Last week, I invited my mom, who is generally not a very adventurous eater, to join us for dinner before staying to babysit one kid while I took the other to a school event (grandma deserves a reward for occupying my - what's a nice way of saying monstrous? - "spirited" toddler when I can't). I wanted to make something that she would enjoy and my kids would eat without complaint. It was also freezing outside and my husband was out of town. That combination called for a non-fussy meal that I could throw in the slow cooker in the morning.

After perusing various recipe websites for inspiration, I threw together this turkey chili, and it was a big hit.

What You'll Need:

  • 2 tablespoons olive oil

  • 1 medium onion, diced

  • 1 orange bell pepper, diced (I'm sure you could substitute a red or yellow bell pepper, but I happened to have an orange one)

  • 1 poblano pepper, diced (substitute jalapenos or other hotter peppers if you'd like a spicier chili and won't be feeding kids who are averse to spicy food)

  • 1 tablespoon minced garlic

  • 1.25 pounds ground turkey

  • 1 (15 oz) can black beans, drained and rinsed

  • 1 (15 oz) can light kidney beans, drained and rinsed

  • 1 (28 oz) can diced tomatoes

  • 1 (28 oz) can tomato sauce

  • 1 cup frozen corn

  • 1 cup beef stock

  • 2 tablespoons sugar

  • 2 teaspoons salt

  • 1/2 teaspoon pepper

  • 2 tablespoons chili powder

  • 1 tablespoon ground cumin

  • 1 teaspoon dried oregano

  • 2-4 tablespoons flour (optional)

  • Shredded cheese (optional)

  • Tortilla chips (optional)

Now, to turn the ingredients into chili:

  1.  Heat oil in a large pan. Add diced onions, bell pepper, and poblano pepper and cook until onions are translucent (about 6-7 minutes). Add garlic and cook for another minute. Add ground turkey and cook until the meat is thoroughly browned.
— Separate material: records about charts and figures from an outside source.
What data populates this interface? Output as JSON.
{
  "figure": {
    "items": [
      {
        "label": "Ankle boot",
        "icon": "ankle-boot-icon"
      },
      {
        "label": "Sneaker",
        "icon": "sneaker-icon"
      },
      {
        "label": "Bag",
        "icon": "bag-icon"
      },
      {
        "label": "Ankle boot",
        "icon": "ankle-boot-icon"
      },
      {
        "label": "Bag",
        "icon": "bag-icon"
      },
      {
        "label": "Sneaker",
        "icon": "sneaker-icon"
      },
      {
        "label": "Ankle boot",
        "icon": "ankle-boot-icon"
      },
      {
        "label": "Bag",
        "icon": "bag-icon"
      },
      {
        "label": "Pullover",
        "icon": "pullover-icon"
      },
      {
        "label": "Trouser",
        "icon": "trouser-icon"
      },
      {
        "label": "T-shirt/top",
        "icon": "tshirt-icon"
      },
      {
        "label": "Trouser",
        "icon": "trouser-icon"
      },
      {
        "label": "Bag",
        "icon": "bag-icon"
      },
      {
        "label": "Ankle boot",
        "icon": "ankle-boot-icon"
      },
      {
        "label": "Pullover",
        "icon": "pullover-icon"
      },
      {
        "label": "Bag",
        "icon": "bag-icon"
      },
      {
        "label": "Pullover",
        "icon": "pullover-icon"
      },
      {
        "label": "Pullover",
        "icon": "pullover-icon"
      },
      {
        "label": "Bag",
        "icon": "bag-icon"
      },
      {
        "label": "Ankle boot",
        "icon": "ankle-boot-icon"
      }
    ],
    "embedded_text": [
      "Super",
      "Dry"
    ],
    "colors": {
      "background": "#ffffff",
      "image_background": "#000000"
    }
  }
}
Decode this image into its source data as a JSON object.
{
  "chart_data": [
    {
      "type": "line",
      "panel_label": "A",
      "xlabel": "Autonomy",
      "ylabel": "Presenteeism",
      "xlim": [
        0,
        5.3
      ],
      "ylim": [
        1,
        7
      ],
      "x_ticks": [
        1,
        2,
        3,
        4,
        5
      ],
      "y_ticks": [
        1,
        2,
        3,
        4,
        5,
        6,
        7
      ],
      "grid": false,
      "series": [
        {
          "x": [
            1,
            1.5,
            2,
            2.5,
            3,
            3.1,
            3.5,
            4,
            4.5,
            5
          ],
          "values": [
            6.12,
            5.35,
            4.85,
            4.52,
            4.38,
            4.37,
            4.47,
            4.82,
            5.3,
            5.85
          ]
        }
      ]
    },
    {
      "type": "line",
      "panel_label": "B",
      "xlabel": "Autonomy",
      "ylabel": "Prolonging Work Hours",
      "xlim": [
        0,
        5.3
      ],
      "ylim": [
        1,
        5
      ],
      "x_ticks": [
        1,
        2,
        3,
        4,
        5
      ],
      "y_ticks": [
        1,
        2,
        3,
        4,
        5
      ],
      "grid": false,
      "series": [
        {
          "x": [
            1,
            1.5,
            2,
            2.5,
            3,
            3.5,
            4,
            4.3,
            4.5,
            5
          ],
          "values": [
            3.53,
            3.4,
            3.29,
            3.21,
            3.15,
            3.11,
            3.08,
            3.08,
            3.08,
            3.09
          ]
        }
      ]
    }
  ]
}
  2. Transfer cooked ingredients into a slow cooker. Add the beans, diced tomatoes, tomato sauce, corn, beef stock, sugar, salt, pepper, chili powder, cumin, and oregano, and mix well.

  3. Cook on low for 5 to 6 hours.

  4. At this point, if the consistency is thinner than you would like, you can add flour to thicken the chili (I added about 3 tablespoons of flour to mine). Mix well after adding the flour, and cook for another 20 minutes.

  5. Serve with shredded cheese for topping and tortilla chips for dipping.

This makes a big pot of chili. And believe me, you will be happy to have leftovers. I had chili for lunch three days in a row after I made this, and I wasn't at all mad about it.